Convencido y con Convicción de Pecado
La ley no nos salva, pero somos convencidos y tenemos convicción de nuestro pecado por ella. “porque por medio de la ley es el conocimiento del pecado” (Romanos 3:20).
La ley fue enviada “para que toda boca se calle y todo el mundo quede culpable ante Dios” (Romanos 3:19). “De manera que la ley ha sido nuestro ayo, para llevarnos a Cristo, a fin de que fuésemos justificados por la fe” (Gálatas 3:24).
“De manera que la ley a la verdad es santa, y el mandamiento santo, justo y bueno. ¿Luego lo que es bueno, vino a ser muerte para mí? En ninguna manera; sino que el pecado, para mostrarse pecado, produjo en mí la muerte por medio de lo que es bueno, a fin de que por el mandamiento el pecado llegase a ser sobremanera pecaminoso”. (Romanos 7:12-13)
Pablo decía: “Yo no pude confesar realmente mis pecados hasta que supe que eran pecados. No pude buscar la santidad de Dios hasta que vi lo lejos que estaba de él. La ley me impactó profundamente, destruyendo mi indiferencia ante el pecado. Cuando vi la santidad de Dios en sus mandamientos, el pecado se volvió completamente pecaminoso para mí”.
Esa es la convicción que te lleva directo a los brazos de Cristo, clamando: "¡Misericordia, Señor! Yo no puedo salvarme, no puedo cumplir tu ley. ¡He visto el pecado de mi corazón!"
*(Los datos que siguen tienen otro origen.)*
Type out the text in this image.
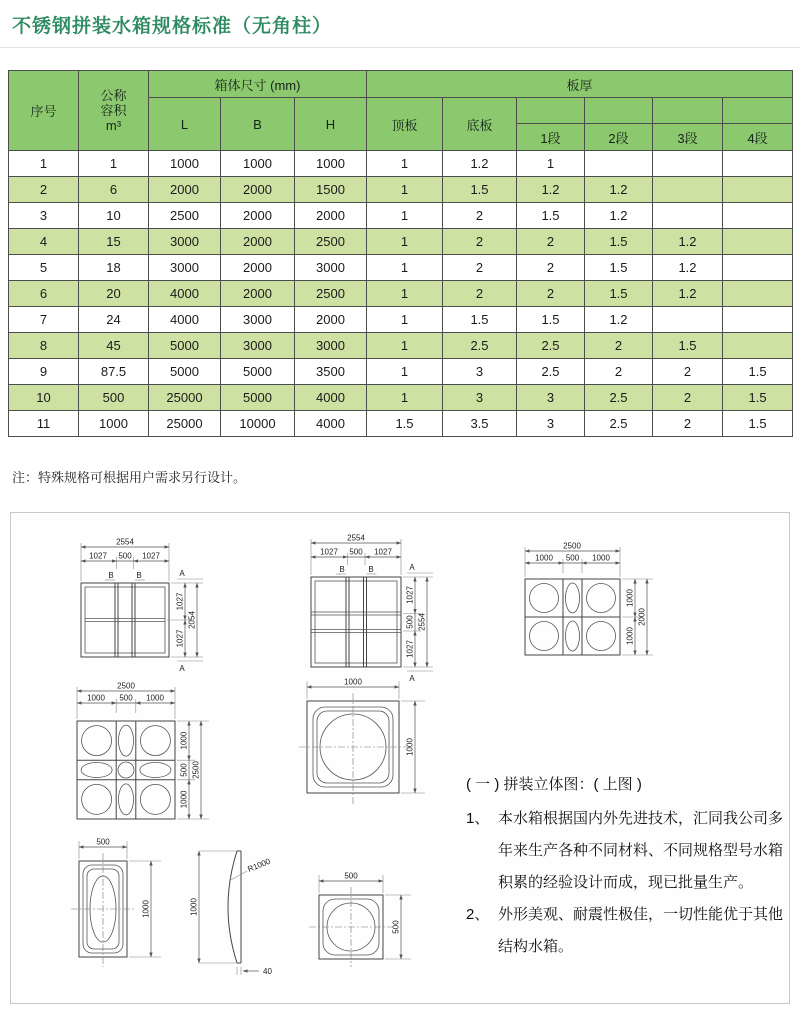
不锈钢拼装水箱规格标准（无角柱）
序号	公称
容积
m³	箱体尺寸 (mm)			板厚					
		L	B	H	顶板	底板				
							1段	2段	3段	4段
1	1	1000	1000	1000	1	1.2	1			
2	6	2000	2000	1500	1	1.5	1.2	1.2		
3	10	2500	2000	2000	1	2	1.5	1.2		
4	15	3000	2000	2500	1	2	2	1.5	1.2	
5	18	3000	2000	3000	1	2	2	1.5	1.2	
6	20	4000	2000	2500	1	2	2	1.5	1.2	
7	24	4000	3000	2000	1	1.5	1.5	1.2		
8	45	5000	3000	3000	1	2.5	2.5	2	1.5	
9	87.5	5000	5000	3500	1	3	2.5	2	2	1.5
10	500	25000	5000	4000	1	3	3	2.5	2	1.5
11	1000	25000	10000	4000	1.5	3.5	3	2.5	2	1.5
注：特殊规格可根据用户需求另行设计。
2554
1027 500 1027
B	B
1027
1027
2054
A
A
2554
1027 500 1027
B	B
1027
500
1027
2554
A
A
2500
1000 500 1000
1000
1000
2000
2500
1000 500 1000
1000
500
1000
2500
1000
1000
500
1000	1000
R1000
40
500
500
( 一 ) 拼装立体图：( 上图 )
1、 本水箱根据国内外先进技术，汇同我公司多年来生产各种不同材料、不同规格型号水箱积累的经验设计而成，现已批量生产。
2、 外形美观、耐震性极佳，一切性能优于其他结构水箱。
La fe se ha definido como la huida de un pecador convicto y arrepentido hacia la misericordia de Dios en Cristo Jesús. Solo quien ha sido convencido de sus pecados por la ley de Dios acudirá a Cristo en busca de refugio.
En el día de Pentecostés, Pedro se puso de pie y ofreció a la multitud el evangelio de la gracia de Dios. Antes de eso, sin embargo, los sometió a la luz resplandeciente de la ley. Señaló con el dedo y dijo: “Por manos de inicuos, habéis prendido, crucificado y dado muerte” (Hechos 2:23). El pueblo se compungió de corazón, tan profundamente convencido por la palabra de Dios, que exclamó: “¿Qué haremos?” (ver Hechos 2:37).
Adán recibió el evangelio de la gracia después de que se le abrieron los ojos (ver Génesis 3:7). ¡Solo después de ver su lamentable condición y las consecuencias de su pecado, Dios le trajo el mensaje de misericordia y esperanza!